If you think about the sound of a Strat, there is a “whistle note” (or you can think of it as a “ping note”) in every note you play. Think about playing on the neck pickup on a Strat; you can hear that whistle sound in every note. The pickup without a load is resonating at about 11k and at about 15 dB. Fifteen decibels is a lot. Imagine adding 15 dB of 11k (high treble) to your vocal at a gig! The potentiometers on a Strat, and those are 250k (which is a fairly low value for a volume and tone control), calm down how loud the whistle note is. When these single-coil pickups are built well, this whistle note can be very musical. Just think of Robbie Blunt playing “Big Log” on Robert Plant’s 1983 album The Principle of Moments. For us at PRS, getting the whistle note to be the right frequency and the right volume is very important. It is believed, for good reason, that an old PAF pickup can sound very much like a single-coil Strat pickup. That is because of the frequency and volume of the whistle note coming out of these vintage pickups.
“In the end, it’s really simple. Do you like the sound of the pickup? Will it do the job that you’re looking for the instrument to do?”

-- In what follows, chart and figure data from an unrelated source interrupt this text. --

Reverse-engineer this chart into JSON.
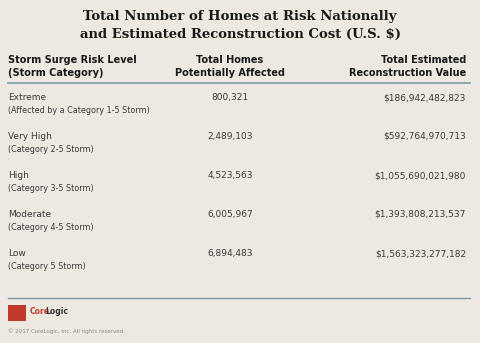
{
  "title_line1": "Total Number of Homes at Risk Nationally",
  "title_line2": "and Estimated Reconstruction Cost (U.S. $)",
  "bg_color": "#ede9e1",
  "col_headers": [
    "Storm Surge Risk Level\n(Storm Category)",
    "Total Homes\nPotentially Affected",
    "Total Estimated\nReconstruction Value"
  ],
  "rows": [
    {
      "label_main": "Extreme",
      "label_sub": "(Affected by a Category 1-5 Storm)",
      "homes": "800,321",
      "value": "$186,942,482,823"
    },
    {
      "label_main": "Very High",
      "label_sub": "(Category 2-5 Storm)",
      "homes": "2,489,103",
      "value": "$592,764,970,713"
    },
    {
      "label_main": "High",
      "label_sub": "(Category 3-5 Storm)",
      "homes": "4,523,563",
      "value": "$1,055,690,021,980"
    },
    {
      "label_main": "Moderate",
      "label_sub": "(Category 4-5 Storm)",
      "homes": "6,005,967",
      "value": "$1,393,808,213,537"
    },
    {
      "label_main": "Low",
      "label_sub": "(Category 5 Storm)",
      "homes": "6,894,483",
      "value": "$1,563,323,277,182"
    }
  ],
  "footer_text": "© 2017 CoreLogic, Inc. All rights reserved.",
  "text_color": "#3a3a3a",
  "header_color": "#1a1a1a",
  "line_color": "#7a9aaa",
  "logo_red_top": "#c0392b",
  "logo_red_bottom": "#8b2020",
  "corelogic_core_color": "#c0392b",
  "corelogic_logic_color": "#333333",
  "title_fontsize": 9.5,
  "header_fontsize": 7.0,
  "data_fontsize": 6.5,
  "sub_fontsize": 5.8,
  "footer_fontsize": 4.0
}
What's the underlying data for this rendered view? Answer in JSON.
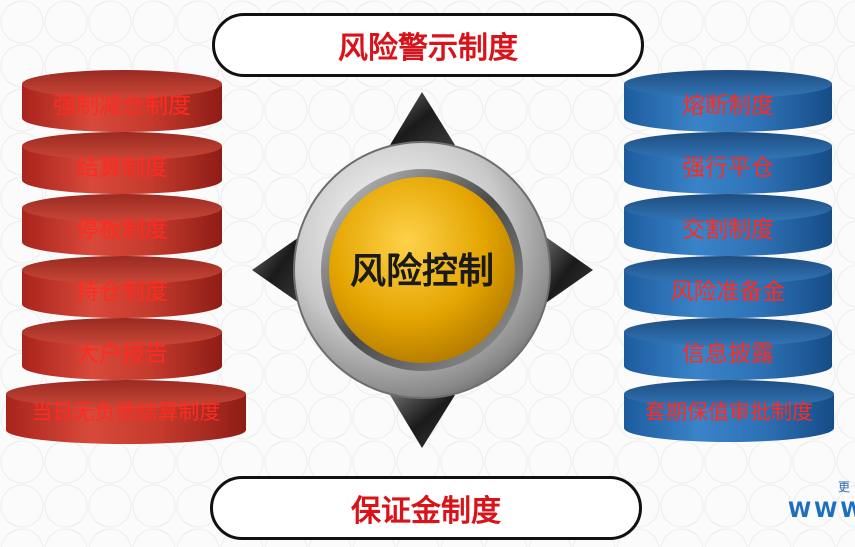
{
  "top_banner": "风险警示制度",
  "bottom_banner": "保证金制度",
  "center_label": "风险控制",
  "left_stack": [
    "强制减仓制度",
    "结算制度",
    "停板制度",
    "持仓制度",
    "大户报告",
    "当日无负债结算制度"
  ],
  "right_stack": [
    "熔断制度",
    "强行平仓",
    "交割制度",
    "风险准备金",
    "信息披露",
    "套期保值审批制度"
  ],
  "watermark": {
    "line1": "更",
    "line2": "WWW"
  },
  "colors": {
    "label_red": "#d8141a",
    "left_disks": "#c43a2c",
    "right_disks": "#2e72b6",
    "core_gold": "#e3a400"
  }
}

In the end, it’s really simple. Do you like the sound of the pickup? Will it do the job that you’re looking for the instrument to do? When David Grissom worked with us on our DGT pickups, he spent almost a year on them, and at the end of the process, he was adjusting the coil wire by 25 turns at a time until it was exactly where he wanted it. And that’s only the amount of turns. We also evaluated the magnetic type, strength, etc. I bring up all these parameters to give you an idea of how complicated it is to get all the specifications to dance well together. I like what’s going on pickup-wise at PRS and believe that our 2025 offering is gonna turn some heads. Normally, I don’t bring up what we do at PRS in these articles, but this time I think it’s worth mentioning, so stay tuned.
Consider all the types of pickups out there: humbuckers, covered humbuckers, P-90s, Strat single-coils, Tele single-coils, Gretsch Filter’Trons, Jazzmaster, P Bass, Jazz Bass, no-hum single-coils, and mini-humbuckers that make single-coil sounds. Within each one of these types, there can be scores of variations. How to choose? Simply try a pickup and see if you like it!